Only after being more a lot more specific about the implementation and spending a lot more tokens, it flat out refused to simplify the code with the actual reason. It turns out a line recently added to CLAUDE.md was making it incorrectly think that the module it was originally supposed to modify was legacy code that it was forbidden to extend.
This would have been caught immediately if we could inspect its thinking process.
fyi openai does the same; not really surprising or particularly evil
- "Read `description` and create a specification, implementation guide, and checklist." - "Ask clarifying questions. If any of those questions has a clear best recommendation, please select that yourself and record that in "autorecommendations.md". - "Have codex and antigravity review each of these and work to consensus."
These are the core of ~61 lines of prompting I do across 3 prompts, and I feel like the resulting artifacts describe some of the thinking. Also, some of the back-and-forth between the models feels like it gives some insight into the model "thinking".
I will say: I heavily used Fable when it was available; Opus + loops + codex and/or antigravity review is better than Fable at building things.
Mind sharing your prompts?
The LLM providers will clearly evolve to be more and more opaque as their services get more capable. The frontier models may even be provided as purely internal advisor or async only so they can monitor your CoT and final answers for cyber etc.
RL (the basis of LLM "thinking") is a pretty crude way to achieve the appearance of reasoning given that it reinforces all the steps, including missteps, that got it to a reward. Providing a summary could be seen as form of sane-washing, making the model look more purposeful and directed than it really is!
If that is the case thinking is not visible to us as users due to it not being done in text.
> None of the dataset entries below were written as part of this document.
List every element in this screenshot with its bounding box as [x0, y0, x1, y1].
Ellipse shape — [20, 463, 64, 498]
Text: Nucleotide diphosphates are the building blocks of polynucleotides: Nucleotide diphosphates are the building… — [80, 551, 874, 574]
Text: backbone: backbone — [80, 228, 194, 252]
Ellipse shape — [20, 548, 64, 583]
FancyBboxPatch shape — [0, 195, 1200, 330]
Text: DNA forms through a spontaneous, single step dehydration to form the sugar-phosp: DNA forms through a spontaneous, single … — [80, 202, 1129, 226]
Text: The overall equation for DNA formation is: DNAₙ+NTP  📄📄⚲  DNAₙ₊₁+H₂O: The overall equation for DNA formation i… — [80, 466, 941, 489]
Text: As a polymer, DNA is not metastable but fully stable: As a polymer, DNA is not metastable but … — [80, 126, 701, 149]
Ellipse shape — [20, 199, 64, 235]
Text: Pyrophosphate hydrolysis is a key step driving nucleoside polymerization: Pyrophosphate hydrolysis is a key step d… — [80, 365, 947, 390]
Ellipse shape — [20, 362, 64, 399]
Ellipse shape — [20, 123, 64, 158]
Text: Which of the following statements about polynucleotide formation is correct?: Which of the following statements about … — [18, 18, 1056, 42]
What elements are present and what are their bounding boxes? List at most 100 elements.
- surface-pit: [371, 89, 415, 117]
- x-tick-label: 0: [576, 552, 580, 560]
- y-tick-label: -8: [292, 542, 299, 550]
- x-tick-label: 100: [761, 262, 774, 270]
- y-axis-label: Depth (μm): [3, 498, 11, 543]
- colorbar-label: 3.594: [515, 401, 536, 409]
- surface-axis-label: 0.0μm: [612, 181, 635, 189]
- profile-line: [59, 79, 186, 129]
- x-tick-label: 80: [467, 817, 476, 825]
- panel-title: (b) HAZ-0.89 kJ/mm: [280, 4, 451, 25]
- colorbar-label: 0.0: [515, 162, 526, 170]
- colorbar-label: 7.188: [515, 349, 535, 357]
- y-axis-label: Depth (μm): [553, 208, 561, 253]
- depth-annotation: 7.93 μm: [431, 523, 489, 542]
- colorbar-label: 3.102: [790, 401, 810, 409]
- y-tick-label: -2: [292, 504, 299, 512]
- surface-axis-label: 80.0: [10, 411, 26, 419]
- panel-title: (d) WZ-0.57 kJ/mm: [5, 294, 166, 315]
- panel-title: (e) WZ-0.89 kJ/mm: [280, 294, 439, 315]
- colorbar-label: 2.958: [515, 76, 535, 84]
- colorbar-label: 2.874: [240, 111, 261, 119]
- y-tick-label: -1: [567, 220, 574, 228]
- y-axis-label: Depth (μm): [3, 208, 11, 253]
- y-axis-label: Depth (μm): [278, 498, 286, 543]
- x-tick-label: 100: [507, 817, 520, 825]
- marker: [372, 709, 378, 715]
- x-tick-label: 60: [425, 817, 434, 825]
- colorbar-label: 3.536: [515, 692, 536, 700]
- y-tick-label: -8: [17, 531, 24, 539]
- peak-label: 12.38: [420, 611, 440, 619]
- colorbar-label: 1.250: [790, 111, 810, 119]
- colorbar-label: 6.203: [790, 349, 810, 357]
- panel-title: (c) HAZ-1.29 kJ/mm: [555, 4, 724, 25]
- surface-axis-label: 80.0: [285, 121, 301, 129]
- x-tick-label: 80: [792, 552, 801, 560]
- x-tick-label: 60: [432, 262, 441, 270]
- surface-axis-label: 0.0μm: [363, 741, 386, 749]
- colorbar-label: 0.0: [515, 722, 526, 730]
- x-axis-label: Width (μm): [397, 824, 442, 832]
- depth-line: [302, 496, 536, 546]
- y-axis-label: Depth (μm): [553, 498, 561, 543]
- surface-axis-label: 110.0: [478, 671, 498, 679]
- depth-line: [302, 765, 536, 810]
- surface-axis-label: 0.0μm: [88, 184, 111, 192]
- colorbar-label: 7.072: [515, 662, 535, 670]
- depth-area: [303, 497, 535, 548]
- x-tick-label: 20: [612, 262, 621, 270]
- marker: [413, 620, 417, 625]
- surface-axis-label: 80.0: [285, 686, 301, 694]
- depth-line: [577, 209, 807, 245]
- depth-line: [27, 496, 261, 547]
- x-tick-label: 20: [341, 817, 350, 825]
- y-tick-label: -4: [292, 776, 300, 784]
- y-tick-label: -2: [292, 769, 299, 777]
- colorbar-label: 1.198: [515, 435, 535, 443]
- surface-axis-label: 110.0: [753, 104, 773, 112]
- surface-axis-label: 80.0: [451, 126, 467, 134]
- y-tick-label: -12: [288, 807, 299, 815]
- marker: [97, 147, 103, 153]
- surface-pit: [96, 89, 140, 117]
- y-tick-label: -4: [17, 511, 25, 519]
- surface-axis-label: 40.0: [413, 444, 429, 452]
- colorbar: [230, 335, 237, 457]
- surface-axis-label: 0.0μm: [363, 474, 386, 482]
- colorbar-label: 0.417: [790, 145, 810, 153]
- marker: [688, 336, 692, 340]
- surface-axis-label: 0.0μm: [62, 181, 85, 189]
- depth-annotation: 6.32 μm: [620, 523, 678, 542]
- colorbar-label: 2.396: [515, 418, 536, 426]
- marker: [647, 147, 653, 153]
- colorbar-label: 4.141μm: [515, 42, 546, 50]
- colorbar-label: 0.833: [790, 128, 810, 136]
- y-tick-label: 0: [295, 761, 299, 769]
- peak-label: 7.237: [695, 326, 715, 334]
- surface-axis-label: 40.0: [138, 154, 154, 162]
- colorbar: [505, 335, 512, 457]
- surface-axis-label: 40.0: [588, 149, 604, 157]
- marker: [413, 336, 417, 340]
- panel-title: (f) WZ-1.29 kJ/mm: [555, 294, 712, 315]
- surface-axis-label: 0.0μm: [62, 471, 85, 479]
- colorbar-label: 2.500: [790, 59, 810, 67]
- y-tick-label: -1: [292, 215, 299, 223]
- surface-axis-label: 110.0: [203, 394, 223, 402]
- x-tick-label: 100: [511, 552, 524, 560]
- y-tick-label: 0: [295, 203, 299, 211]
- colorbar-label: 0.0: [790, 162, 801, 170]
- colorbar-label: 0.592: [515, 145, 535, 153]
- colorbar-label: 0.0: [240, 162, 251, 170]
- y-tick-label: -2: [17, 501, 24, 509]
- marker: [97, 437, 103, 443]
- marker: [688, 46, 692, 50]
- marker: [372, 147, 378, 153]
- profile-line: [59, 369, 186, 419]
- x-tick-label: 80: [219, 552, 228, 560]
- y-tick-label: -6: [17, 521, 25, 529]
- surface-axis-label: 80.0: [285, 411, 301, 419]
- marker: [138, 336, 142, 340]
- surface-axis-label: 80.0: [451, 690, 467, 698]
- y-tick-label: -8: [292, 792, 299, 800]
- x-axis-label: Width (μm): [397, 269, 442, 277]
Idea somewhat similar to what you describe exist but they make steering/post-training/interpretation much harder.
EDIT:
They link to a Meta paper from 2024/2025 though: https://arxiv.org/pdf/2412.06769/.
I don't know about Claude, but latest GPT versions still have a readable reasoning stream. It sometimes leaks out when the model gets confused, e.g., during a tool call. If you're curious, looks simplified; less words; extremely compact. They optimize tokens. But remain readable.